RHODES University will confer honorary degrees on three outstanding South Africans during graduation later this week.

They are:

  • South African-born Dr Sydney Brenner, who was awarded a Nobel Prize for Physiology/Medicine in 2002;
  • Author, poet and actress Gcina Mhlophe; and
  • Mathematical physics expert Professor Neil Turok.

They will be honoured at separate ceremonies in Grahamstown.

Brenner will receive a Doctor of Science degree for his involvement in the coelacanth genome sequence project with Rhodes academics.

Completed in 2012, the first results were published recently in the international journal, Nature.

Mhlophe will be honoured with a Doctor of Literature degree while Turok will receive a Doctor of Laws for his contribution to mathematical physics.

Brenner has been directly involved in genetic code and human genome breakthroughs since the 1950s when he worked with the English molecular biologist Francis Crick on elucidating the genetic code.

Born in Germiston in 1927, Brenner went to Oxford University in 1952 after completing his medical degree at Wits University the previous year.

"By then I had already decided that I wanted to pursue a research career and that I needed to go abroad because I would rather be a small frog in a big pond than a large tadpole in a big pond.
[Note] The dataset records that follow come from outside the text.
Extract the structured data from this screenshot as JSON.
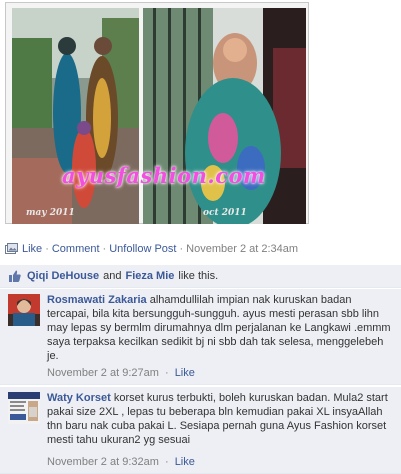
{
  "post": {
    "watermark": "ayusfashion.com",
    "photo_left_date": "may 2011",
    "photo_right_date": "oct 2011",
    "actions": {
      "like": "Like",
      "comment": "Comment",
      "unfollow": "Unfollow Post",
      "timestamp": "November 2 at 2:34am"
    }
  },
  "likes": {
    "user1": "Qiqi DeHouse",
    "and": "and",
    "user2": "Fieza Mie",
    "suffix": "like this."
  },
  "comments": [
    {
      "author": "Rosmawati Zakaria",
      "text": "alhamdullilah impian nak kuruskan badan tercapai, bila kita bersungguh-sungguh. ayus mesti perasan sbb lihn may lepas sy bermlm dirumahnya dlm perjalanan ke Langkawi .emmm saya terpaksa kecilkan sedikit bj ni sbb dah tak selesa, menggelebeh je.",
      "timestamp": "November 2 at 9:27am",
      "like_label": "Like"
    },
    {
      "author": "Waty Korset",
      "text": "korset kurus terbukti, boleh kuruskan badan. Mula2 start pakai size 2XL , lepas tu beberapa bln kemudian pakai XL insyaAllah thn baru nak cuba pakai L. Sesiapa pernah guna Ayus Fashion korset mesti tahu ukuran2 yg sesuai",
      "timestamp": "November 2 at 9:32am",
      "like_label": "Like"
    }
  ],
  "colors": {
    "link": "#3b5998",
    "meta_gray": "#808080",
    "feedback_bg": "#edeff4",
    "watermark": "#f24fe1"
  },
  "icons": {
    "share": "photo-share-icon",
    "like": "thumbs-up-icon"
  }
}
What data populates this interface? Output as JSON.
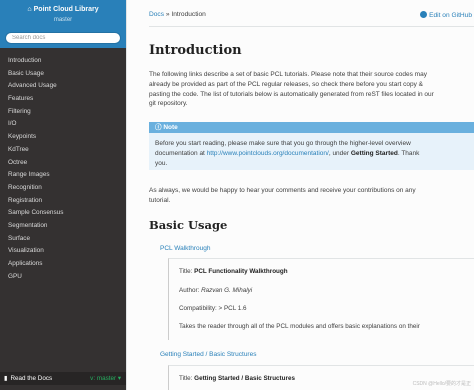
{
  "sidebar": {
    "brand": "Point Cloud Library",
    "version": "master",
    "search_placeholder": "Search docs",
    "items": [
      {
        "label": "Introduction"
      },
      {
        "label": "Basic Usage"
      },
      {
        "label": "Advanced Usage"
      },
      {
        "label": "Features"
      },
      {
        "label": "Filtering"
      },
      {
        "label": "I/O"
      },
      {
        "label": "Keypoints"
      },
      {
        "label": "KdTree"
      },
      {
        "label": "Octree"
      },
      {
        "label": "Range Images"
      },
      {
        "label": "Recognition"
      },
      {
        "label": "Registration"
      },
      {
        "label": "Sample Consensus"
      },
      {
        "label": "Segmentation"
      },
      {
        "label": "Surface"
      },
      {
        "label": "Visualization"
      },
      {
        "label": "Applications"
      },
      {
        "label": "GPU"
      }
    ],
    "footer": {
      "label": "Read the Docs",
      "version": "v: master"
    }
  },
  "header": {
    "breadcrumb_docs": "Docs",
    "breadcrumb_sep": "»",
    "breadcrumb_current": "Introduction",
    "github_link": "Edit on GitHub"
  },
  "main": {
    "title": "Introduction",
    "intro_lines": [
      "The following links describe a set of basic PCL tutorials. Please note that their source codes may",
      "already be provided as part of the PCL regular releases, so check there before you start copy &",
      "pasting the code. The list of tutorials below is automatically generated from reST files located in our",
      "git repository."
    ],
    "note": {
      "heading": "Note",
      "line1": "Before you start reading, please make sure that you go through the higher-level overview",
      "line2_prefix": "documentation at ",
      "line2_link": "http://www.pointclouds.org/documentation/",
      "line2_mid": ", under ",
      "line2_bold": "Getting Started",
      "line2_suffix": ". Thank",
      "line3": "you."
    },
    "contrib_lines": [
      "As always, we would be happy to hear your comments and receive your contributions on any",
      "tutorial."
    ],
    "section_title": "Basic Usage",
    "tutorials": [
      {
        "link": "PCL Walkthrough",
        "title_label": "Title: ",
        "title": "PCL Functionality Walkthrough",
        "author_label": "Author: ",
        "author": "Razvan G. Mihalyi",
        "compat": "Compatibility: > PCL 1.6",
        "desc": "Takes the reader through all of the PCL modules and offers basic explanations on their"
      },
      {
        "link": "Getting Started / Basic Structures",
        "title_label": "Title: ",
        "title": "Getting Started / Basic Structures"
      }
    ]
  },
  "watermark": "CSDN @Hello/要的才是正"
}
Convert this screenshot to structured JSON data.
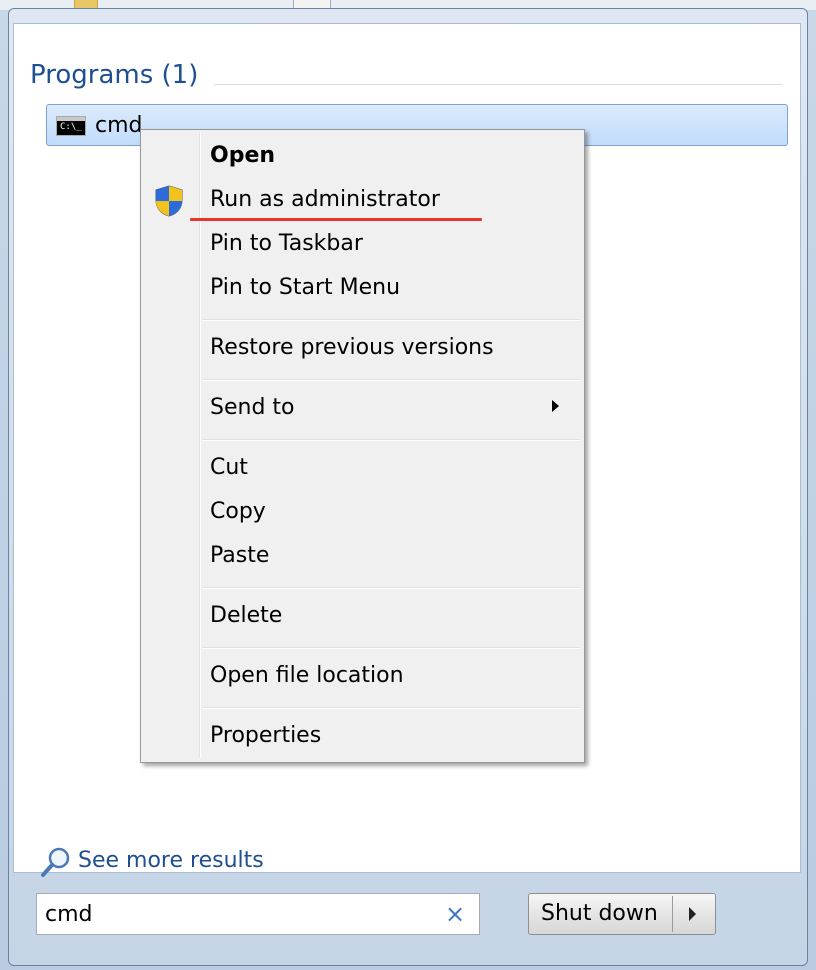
{
  "start_menu": {
    "section_header": "Programs (1)",
    "result": {
      "label": "cmd",
      "icon": "cmd-console-icon",
      "icon_text": "C:\\_"
    },
    "see_more": "See more results",
    "search": {
      "value": "cmd",
      "clear_icon": "clear-x-icon"
    },
    "shutdown": {
      "label": "Shut down"
    }
  },
  "context_menu": {
    "items": [
      {
        "label": "Open",
        "bold": true
      },
      {
        "label": "Run as administrator",
        "icon": "uac-shield-icon"
      },
      {
        "label": "Pin to Taskbar"
      },
      {
        "label": "Pin to Start Menu"
      },
      {
        "label": "Restore previous versions"
      },
      {
        "label": "Send to",
        "submenu": true
      },
      {
        "label": "Cut"
      },
      {
        "label": "Copy"
      },
      {
        "label": "Paste"
      },
      {
        "label": "Delete"
      },
      {
        "label": "Open file location"
      },
      {
        "label": "Properties"
      }
    ],
    "highlight_color": "#e8342a"
  },
  "colors": {
    "accent_text": "#1e4f91",
    "selection_bg": "#c1dcfb"
  }
}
South Africa was also very isolated then and the politics were not acceptable," he said in his 2001 autobiography.

Mhlophe - a celebrated South African storyteller, author, poet, actress, playwright and director - has travelled the world, sharing her stories and poetry and has been writing and performing on stage and screen for 24 years.

She has received four other honorary doctorates from the London Open University, University of KwaZulu-Natal, the University of Pretoria and the University of Fort Hare.

Turok is currently the director of the Perimeter Institute for Theoretical Physics, in Ontario, Canada.

A Rhodes statement said they were recognising Turok's substantive scholarly contribution in mathematical physics - which was particularly pertinent in light of the country's ongoing efforts of working to enhance capacity in maths and science as well as simultaneously beginning to make impressive strides globally in physics and astronomy through the Square Kilometre Array (SKA) project.